Because of this—the possibility that the phrase was not an accepted concept in the world outside of the preadolescent population in an Eastern slice of the foothills just outside of Sacramento, CA, before the turn of the century, a place that also, importantly, did not have access to reliable high speed internet just yet—I waited it out for a week or two, bluffing my sexual savvy. I quietly checked the medical texts but they yielded nothing, mostly covering the sinuses and muscle groupings, some issues of ocular function. The poetry was all metaphor and irony, turned the language around worse than the Middle Schoolers. Here and there I got the idea I was touching on something but then oceans were parting and flowers were blossoming and something in the ethers was descending down or up or sideways, and something profound was assumedly said that was lost on me. The homework—there was none given from sex-ed, and at any rate the answer was abstinence. Eat out as a concept did not die. Instead the phrase ballooned, became even more frequent and convoluted in use. Something of a cult following developed.

And so I called my aunt, one day, from the recesses of the darkest, smallest room in my grandparents house where I went after school every day, looking over both shoulders, whispering, covering the space between my mouth and the mouthpiece with my hand.

I said, What does it all mean?!

She is a good aunt. The youngest of the brood that laid claim to my mother, aside from one uncle, who, I always believe when I sense his seriousness, is the oldest. She would tell me what pop culture references to drop in conversation and that blue mascara was not as attractive as I was convinced it was, nor was blue nail polish, blue eyeliner, iridescent lipstick. About these things she said, Just Don’t. She bought me a series of CDs that my mother confiscated. Once, she wore pigtails to my birthday party.

She was at work. Cued by my tone she made sure I heard her shut the door and roll her desk chair around, prompting me to assume that she too was looking over shoulders and turned in a way that was secret and urgent, and she told me.
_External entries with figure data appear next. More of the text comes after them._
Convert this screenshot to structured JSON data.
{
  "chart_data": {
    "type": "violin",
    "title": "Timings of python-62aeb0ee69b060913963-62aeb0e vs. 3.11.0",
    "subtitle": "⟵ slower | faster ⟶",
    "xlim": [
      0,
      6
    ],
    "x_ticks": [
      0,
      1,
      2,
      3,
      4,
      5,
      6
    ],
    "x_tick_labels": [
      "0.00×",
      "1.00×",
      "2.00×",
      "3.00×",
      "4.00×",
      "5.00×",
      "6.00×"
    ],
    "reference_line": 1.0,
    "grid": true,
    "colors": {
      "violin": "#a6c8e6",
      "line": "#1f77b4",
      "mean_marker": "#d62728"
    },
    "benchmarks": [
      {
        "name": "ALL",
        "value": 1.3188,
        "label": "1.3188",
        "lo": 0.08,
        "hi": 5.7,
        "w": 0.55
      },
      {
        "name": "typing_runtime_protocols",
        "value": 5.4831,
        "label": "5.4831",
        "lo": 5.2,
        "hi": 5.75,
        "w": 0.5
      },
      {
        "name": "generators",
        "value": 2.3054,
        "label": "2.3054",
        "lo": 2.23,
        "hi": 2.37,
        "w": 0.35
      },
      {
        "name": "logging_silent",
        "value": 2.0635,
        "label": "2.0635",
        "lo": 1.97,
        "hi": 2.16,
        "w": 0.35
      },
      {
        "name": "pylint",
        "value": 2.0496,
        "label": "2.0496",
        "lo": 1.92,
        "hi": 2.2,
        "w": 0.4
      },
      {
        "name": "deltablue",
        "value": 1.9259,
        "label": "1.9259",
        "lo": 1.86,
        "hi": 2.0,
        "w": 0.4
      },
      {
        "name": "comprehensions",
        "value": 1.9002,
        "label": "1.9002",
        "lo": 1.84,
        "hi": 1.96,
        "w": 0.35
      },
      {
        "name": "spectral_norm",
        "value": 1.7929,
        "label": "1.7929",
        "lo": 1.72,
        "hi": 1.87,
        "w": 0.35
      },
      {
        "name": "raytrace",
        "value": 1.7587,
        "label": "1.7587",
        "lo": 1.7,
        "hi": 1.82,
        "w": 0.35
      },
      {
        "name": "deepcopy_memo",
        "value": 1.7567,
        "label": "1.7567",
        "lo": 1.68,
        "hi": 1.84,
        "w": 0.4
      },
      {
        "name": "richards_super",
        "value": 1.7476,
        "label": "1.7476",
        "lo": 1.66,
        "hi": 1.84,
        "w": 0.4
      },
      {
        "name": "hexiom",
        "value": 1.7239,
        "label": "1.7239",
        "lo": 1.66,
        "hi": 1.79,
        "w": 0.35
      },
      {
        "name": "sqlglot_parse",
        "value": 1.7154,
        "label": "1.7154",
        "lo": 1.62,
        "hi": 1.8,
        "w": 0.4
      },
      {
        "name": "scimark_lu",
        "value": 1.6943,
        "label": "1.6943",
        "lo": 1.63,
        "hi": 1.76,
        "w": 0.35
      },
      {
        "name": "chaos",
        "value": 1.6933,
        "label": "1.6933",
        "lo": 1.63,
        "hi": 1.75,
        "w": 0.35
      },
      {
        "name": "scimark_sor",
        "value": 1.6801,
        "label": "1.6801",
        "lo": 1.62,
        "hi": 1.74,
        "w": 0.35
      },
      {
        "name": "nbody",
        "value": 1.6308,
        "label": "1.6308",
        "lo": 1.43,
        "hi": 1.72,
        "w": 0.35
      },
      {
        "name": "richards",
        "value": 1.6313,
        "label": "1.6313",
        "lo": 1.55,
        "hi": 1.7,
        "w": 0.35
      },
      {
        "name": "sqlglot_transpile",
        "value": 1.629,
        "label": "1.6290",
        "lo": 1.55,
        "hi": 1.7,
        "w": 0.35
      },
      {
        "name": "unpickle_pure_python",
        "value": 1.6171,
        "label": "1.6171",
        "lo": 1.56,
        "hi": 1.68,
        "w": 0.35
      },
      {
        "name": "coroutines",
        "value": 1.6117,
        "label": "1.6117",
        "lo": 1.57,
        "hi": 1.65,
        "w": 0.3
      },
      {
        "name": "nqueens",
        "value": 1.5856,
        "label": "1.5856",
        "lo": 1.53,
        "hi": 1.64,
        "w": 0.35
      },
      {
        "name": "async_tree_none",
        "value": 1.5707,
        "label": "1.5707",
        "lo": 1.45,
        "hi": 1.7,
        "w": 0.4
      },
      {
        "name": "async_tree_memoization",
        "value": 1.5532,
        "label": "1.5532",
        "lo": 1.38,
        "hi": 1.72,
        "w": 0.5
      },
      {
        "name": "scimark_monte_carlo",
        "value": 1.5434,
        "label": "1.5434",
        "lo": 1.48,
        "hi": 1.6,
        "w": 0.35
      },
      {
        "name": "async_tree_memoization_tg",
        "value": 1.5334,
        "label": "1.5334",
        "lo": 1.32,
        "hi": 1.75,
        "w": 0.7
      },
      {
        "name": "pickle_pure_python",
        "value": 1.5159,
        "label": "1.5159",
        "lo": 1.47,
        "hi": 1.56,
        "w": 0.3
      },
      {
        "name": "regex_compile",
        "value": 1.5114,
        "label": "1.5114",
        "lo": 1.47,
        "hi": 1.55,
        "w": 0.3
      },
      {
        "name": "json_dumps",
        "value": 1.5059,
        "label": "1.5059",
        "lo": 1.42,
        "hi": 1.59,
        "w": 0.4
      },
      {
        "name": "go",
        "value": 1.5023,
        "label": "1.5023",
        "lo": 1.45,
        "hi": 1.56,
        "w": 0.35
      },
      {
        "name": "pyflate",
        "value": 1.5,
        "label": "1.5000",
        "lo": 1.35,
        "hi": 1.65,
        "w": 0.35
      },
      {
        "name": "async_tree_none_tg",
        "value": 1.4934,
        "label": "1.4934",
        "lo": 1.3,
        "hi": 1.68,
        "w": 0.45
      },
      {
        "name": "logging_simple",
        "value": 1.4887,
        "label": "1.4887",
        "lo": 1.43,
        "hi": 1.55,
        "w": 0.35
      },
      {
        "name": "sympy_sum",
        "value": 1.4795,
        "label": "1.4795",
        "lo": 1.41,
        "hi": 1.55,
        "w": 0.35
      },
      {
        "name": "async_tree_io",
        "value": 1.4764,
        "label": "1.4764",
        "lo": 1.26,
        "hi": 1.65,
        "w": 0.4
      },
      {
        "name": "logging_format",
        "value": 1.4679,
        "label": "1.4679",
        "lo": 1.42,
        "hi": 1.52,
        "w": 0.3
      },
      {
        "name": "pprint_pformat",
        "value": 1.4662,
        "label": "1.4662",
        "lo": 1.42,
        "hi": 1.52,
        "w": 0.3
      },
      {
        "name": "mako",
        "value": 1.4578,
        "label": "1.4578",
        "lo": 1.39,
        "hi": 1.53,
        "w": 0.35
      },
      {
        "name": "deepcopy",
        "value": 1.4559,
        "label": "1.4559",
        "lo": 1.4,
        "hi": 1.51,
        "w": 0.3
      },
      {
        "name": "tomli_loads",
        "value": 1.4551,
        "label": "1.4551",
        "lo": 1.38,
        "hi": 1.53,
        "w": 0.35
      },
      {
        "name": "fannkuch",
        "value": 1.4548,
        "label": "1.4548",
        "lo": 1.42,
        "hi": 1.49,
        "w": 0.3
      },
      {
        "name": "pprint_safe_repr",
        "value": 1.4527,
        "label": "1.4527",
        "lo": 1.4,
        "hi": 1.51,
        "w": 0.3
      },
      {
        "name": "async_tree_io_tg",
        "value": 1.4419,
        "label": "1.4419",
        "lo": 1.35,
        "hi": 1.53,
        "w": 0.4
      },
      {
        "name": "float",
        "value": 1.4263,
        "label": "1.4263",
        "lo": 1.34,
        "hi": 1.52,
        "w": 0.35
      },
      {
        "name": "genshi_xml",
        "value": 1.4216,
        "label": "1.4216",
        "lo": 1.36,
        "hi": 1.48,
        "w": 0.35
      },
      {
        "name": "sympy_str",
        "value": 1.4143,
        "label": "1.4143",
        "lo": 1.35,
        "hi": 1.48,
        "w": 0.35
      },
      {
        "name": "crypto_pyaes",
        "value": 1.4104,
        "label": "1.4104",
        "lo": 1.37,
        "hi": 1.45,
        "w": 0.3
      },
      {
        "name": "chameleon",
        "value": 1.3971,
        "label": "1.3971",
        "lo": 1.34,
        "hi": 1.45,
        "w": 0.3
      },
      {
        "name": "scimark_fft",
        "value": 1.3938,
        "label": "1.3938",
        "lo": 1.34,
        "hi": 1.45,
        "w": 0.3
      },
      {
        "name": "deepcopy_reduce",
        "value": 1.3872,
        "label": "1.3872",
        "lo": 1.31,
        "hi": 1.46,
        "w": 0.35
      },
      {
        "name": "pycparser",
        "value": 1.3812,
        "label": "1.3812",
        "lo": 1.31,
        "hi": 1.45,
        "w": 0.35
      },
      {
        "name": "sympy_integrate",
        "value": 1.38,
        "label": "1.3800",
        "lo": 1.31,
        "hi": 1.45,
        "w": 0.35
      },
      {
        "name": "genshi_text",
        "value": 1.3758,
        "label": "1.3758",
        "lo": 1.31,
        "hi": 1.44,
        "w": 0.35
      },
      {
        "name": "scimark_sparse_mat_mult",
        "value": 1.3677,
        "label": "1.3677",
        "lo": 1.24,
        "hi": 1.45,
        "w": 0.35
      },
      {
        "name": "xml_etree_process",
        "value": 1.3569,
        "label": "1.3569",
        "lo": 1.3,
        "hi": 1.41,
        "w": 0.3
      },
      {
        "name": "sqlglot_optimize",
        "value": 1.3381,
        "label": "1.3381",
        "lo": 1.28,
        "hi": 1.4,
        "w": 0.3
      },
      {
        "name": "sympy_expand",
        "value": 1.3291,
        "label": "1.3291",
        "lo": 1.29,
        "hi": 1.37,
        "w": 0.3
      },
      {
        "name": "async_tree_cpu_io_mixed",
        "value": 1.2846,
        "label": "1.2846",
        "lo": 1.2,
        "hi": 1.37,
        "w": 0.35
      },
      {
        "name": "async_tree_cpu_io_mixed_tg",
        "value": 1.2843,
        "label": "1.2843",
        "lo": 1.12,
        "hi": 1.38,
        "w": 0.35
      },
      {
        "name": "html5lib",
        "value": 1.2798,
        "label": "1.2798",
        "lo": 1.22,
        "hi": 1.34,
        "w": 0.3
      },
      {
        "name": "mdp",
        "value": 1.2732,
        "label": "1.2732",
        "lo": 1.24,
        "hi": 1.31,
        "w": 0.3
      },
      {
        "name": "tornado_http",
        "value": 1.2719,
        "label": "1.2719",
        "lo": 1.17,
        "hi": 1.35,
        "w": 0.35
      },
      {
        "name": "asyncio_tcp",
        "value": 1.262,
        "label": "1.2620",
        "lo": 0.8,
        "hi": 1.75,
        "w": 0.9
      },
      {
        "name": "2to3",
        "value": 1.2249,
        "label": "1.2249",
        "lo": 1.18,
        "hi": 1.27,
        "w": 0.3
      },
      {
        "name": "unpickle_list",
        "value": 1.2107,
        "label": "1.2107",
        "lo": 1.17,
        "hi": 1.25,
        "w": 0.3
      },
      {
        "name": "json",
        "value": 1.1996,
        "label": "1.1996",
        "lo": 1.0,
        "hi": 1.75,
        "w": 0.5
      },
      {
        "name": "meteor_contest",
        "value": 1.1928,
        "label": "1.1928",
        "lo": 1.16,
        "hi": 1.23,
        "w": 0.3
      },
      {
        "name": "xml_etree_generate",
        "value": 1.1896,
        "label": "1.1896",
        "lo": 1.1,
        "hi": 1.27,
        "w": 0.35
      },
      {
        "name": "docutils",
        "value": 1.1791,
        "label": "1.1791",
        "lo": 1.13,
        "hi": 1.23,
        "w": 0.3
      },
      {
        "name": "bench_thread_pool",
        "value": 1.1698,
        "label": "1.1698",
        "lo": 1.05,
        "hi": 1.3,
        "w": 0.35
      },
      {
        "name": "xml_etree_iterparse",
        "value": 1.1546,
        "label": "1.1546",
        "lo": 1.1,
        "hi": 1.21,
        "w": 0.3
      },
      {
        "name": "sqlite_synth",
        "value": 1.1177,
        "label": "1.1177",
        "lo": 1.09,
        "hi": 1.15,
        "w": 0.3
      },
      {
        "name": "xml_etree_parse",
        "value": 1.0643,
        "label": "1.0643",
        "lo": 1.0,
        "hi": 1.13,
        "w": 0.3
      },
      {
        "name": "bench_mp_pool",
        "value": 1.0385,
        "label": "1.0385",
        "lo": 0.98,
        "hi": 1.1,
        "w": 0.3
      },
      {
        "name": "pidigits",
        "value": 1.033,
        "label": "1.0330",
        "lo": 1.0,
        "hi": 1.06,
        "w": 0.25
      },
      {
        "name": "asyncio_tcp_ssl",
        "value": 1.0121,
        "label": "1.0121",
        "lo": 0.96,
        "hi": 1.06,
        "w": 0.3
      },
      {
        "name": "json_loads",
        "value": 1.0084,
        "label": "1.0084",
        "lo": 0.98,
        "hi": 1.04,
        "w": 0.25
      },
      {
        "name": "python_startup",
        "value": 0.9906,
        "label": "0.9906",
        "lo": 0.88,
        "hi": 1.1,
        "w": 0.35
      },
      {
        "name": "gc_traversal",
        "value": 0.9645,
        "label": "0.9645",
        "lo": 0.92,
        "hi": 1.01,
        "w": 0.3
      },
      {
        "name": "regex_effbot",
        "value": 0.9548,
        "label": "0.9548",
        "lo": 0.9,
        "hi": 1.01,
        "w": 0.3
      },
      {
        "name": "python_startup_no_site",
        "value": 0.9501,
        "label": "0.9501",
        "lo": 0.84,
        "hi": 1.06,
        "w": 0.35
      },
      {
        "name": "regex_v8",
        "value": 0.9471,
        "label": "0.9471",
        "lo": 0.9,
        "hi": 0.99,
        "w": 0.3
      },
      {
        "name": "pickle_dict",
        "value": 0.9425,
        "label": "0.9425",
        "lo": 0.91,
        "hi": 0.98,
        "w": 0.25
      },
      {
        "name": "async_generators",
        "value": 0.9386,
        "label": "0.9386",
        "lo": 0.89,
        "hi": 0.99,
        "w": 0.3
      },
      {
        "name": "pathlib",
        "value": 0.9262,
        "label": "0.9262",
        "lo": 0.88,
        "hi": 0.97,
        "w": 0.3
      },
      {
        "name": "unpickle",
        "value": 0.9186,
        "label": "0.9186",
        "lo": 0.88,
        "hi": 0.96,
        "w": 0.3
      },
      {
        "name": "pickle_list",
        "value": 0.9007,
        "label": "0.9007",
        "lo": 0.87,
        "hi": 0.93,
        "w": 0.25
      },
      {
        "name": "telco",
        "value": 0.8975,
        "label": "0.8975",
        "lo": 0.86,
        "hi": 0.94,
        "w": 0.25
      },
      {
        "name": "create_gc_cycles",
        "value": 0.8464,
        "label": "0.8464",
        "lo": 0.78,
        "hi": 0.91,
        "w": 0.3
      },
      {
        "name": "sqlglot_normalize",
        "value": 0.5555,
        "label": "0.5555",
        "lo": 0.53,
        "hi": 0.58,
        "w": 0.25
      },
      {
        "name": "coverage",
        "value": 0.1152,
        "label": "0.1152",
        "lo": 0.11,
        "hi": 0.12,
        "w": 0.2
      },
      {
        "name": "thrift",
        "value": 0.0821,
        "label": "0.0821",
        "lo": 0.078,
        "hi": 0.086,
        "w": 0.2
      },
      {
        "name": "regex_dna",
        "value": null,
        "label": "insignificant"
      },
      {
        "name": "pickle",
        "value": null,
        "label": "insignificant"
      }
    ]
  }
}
The answer was disappointing at best.

It involved fewer of the body parts than I’d imagined it might. Then again I had also only in the months before discovered the notion of, and, immediately on the heels of that, the locale of the vagina, seated on the back of a bus bench (I was the one seated, not the vagina), surrounded by boys who thought they knew what they might do to one. I believed there were still other sexual organs to be discovered. Major ones. I thought there was at least one square shaped cavity in me whose orifice was very hidden indeed. This is what I assumed would be my box, but I was always too embarrassed to ask her more than one thing in a session, and too skittish to work up the nerve to make these calls often enough to keep up with the changing language of Middle School. Bodies that year were all wonder and magic.

It’s a shame sometimes that the mystery is gone.